Am I A Witch?

When the girl was young, she wanted to be a witch. She could create spells of her own one day but had to train herself with other people’s spells. It was hard work and some people noticed her potential but everyone who is young has potential. She wanted to be a witch with her own grimoire and her own spells.

Through her training and through her tears and through her heartbreaks, she failed more times than she succeeded. However, she always came back to witchcraft. Through her darkest periods, she turned to her herbs and her familiars. She turned to what made her heart soar, even though it was drenched in sadness and sorrow.

Through her happiest, she wrote her successes in the grimoire she carried with her. She would have new ones eventually but her old ones always managed to find its way back to her… magic, she understood it as. She could never deny the magic she was naturally gifted in. She understood that she wasn’t good with projecting images. She understood that she certainly wasn’t quick enough to escape monsters. She understood… she wasn’t good at many things.

All through her life, with everything else besides casting spells, she had to work twice as hard as the other witches. They all seemed so talented compared to her. She never showed off her own spells in front of others – oh, she would tell them her ideas for potential spells. At first, they were interested and excited over the ideas and concepts. They praised her for her ideas… but the witch found it difficult to create them.

The other witches would understandably get bored and move on. They would see what other witches had already created and properly praised her.

Eventually, the woman, no longer a girl, began to question herself.

“Am I a witch?”

A witch could create her own spells and perform them with ease.

“Am I a witch?”

The question would plague her mind. It would consume any other thought. Still, the ideas for spells keep coming. She writes down her ideas in hopes, maybe, the question would echo away. But it didn’t.

The witch struggled. For now, recreations of other witches’ spells seemed to suffice. There was nothing she can do for her original spells. But no matter how good her recreations were, it never seemed enough. She always had to work twice as hard to make her spells as beautiful as a recreation could be – but other illusionists are better. To be sure, there was nothing wrong with interacting or even acknowledging witches better than her. However, no one seemed pleased with the witch’s magic.

Nothing was enough, wasn’t it?

No matter how much she trained, no one liked it enough to say, “Look at that witch. She’s so wonderful and great!” No one would utter those words. The witch is kind as she was diligent in her studies.

“Am I a witch?”

No, she wasn’t a witch. She couldn’t be a witch. The other witches knew she wasn’t one of them; they knew she would never be one of them. They were nice – sometimes they would give tips or lead her somewhere to get help. There’s only so much they could do. The witch never waned from her training. She didn’t know what she trained for but, maybe, one day, she will become the witch she so desired.

“But you are a witch! As long as you cast spells, as long as you call yourself a witch!”

It’s not that simple. People dress up as witches at least once a year for games and tricks and treats. The woman dressed as a witch, but did it mean she was?

“Am I a witch?”

Her heart is weak and her sadness made her weaker. What could she do to prove to herself that she’s a witch? It seemed that other witches don’t have much doubt in their abilities – they do it again and again. Maybe they have bad days, but it’s hard to tell. Depression could and would latch onto anything and it managed to convince this woman that she’s not a witch and that she’s better off without it.

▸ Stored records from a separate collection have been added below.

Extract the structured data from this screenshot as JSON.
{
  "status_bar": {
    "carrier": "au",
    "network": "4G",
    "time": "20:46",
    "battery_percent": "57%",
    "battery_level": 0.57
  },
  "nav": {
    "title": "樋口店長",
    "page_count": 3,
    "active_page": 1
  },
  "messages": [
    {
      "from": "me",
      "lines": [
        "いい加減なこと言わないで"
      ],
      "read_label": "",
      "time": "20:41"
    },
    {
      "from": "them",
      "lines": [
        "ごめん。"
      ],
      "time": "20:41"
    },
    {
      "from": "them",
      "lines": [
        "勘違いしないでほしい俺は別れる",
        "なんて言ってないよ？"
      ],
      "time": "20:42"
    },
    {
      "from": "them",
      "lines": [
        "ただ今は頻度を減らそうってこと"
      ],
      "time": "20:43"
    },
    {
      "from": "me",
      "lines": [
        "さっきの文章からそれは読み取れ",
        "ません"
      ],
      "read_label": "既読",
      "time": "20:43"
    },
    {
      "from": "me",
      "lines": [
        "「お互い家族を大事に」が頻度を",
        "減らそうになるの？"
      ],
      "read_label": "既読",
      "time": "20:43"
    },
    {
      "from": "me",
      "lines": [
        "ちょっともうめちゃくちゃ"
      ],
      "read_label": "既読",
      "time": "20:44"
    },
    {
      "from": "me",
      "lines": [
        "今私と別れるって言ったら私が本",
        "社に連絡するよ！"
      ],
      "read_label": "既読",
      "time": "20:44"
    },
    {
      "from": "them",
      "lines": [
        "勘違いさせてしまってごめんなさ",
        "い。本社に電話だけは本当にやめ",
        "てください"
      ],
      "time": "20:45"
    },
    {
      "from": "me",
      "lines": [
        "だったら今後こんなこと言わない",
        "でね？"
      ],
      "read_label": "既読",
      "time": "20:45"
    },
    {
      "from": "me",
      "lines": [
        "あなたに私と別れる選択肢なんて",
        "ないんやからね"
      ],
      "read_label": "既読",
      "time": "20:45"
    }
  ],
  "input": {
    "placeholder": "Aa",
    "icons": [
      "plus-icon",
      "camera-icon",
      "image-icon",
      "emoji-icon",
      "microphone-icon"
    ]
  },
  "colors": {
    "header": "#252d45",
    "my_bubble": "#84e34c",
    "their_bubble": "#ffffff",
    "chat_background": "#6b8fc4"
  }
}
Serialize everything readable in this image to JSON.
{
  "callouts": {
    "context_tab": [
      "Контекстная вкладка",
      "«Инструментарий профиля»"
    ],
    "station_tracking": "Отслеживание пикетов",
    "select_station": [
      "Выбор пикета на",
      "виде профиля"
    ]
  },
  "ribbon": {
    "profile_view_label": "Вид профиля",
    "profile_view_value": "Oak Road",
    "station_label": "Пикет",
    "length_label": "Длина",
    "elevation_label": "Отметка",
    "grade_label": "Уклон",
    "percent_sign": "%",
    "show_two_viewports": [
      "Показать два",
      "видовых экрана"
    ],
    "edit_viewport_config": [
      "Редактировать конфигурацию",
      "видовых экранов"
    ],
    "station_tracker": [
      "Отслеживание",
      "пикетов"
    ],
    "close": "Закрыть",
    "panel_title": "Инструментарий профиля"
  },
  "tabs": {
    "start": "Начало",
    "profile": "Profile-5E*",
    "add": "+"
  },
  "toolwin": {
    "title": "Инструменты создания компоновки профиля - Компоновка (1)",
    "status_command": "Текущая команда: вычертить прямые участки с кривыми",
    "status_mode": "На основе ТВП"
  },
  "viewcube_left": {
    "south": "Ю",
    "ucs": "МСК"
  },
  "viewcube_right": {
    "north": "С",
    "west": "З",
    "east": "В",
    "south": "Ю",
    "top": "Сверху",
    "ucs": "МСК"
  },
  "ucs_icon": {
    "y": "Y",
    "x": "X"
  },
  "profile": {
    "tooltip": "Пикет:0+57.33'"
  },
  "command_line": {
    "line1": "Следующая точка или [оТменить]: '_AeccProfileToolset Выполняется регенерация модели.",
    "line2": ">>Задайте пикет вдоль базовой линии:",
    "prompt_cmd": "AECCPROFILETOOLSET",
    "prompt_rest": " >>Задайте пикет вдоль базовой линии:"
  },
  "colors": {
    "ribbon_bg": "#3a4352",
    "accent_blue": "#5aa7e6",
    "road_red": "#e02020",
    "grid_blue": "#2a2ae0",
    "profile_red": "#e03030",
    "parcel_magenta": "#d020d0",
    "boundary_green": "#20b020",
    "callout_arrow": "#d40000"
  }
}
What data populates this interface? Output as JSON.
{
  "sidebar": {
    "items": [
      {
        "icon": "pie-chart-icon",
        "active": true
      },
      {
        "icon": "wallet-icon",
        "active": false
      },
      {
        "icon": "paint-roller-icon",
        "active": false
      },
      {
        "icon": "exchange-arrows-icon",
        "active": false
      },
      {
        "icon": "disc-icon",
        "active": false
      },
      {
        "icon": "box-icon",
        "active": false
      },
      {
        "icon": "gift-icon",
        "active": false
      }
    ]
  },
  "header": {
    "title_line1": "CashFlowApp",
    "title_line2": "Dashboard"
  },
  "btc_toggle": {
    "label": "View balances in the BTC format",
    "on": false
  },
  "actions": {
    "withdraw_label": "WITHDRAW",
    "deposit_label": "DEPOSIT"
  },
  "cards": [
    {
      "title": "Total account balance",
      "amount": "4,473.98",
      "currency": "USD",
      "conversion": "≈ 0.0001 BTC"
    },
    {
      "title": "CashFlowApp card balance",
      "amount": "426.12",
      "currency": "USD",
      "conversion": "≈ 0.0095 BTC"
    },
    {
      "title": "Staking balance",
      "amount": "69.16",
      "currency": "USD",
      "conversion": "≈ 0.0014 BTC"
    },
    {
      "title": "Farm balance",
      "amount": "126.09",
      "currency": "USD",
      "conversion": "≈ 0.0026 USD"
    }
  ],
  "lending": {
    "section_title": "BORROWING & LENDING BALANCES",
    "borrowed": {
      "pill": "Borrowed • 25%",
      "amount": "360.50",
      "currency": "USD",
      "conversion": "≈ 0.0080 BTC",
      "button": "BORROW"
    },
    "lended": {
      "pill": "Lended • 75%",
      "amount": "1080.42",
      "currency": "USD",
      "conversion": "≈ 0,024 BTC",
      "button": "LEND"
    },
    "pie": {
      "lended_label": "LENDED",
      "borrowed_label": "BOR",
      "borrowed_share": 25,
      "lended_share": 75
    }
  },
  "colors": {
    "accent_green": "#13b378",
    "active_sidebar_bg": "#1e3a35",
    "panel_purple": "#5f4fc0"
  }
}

No one wants her spells. No one needs her spells.

They would find out she’s not a real witch; it’s better to understand she’s not a witch now before someone finds out. Once they find out she’s a fraud, they’ll take away her grimoire and burn it to ashes – it’s better for the witch to understand her place in the world.

Anyone could dress up as a witch. She’s a fraud, she believes.

“Am I a witch?”

No, depression convinced her, she is not. And it’s foolish to even try.

But try as depression could, this fake witch still studies her spells day in and day out. She hopes that the question would go away and she could finally create her own spells.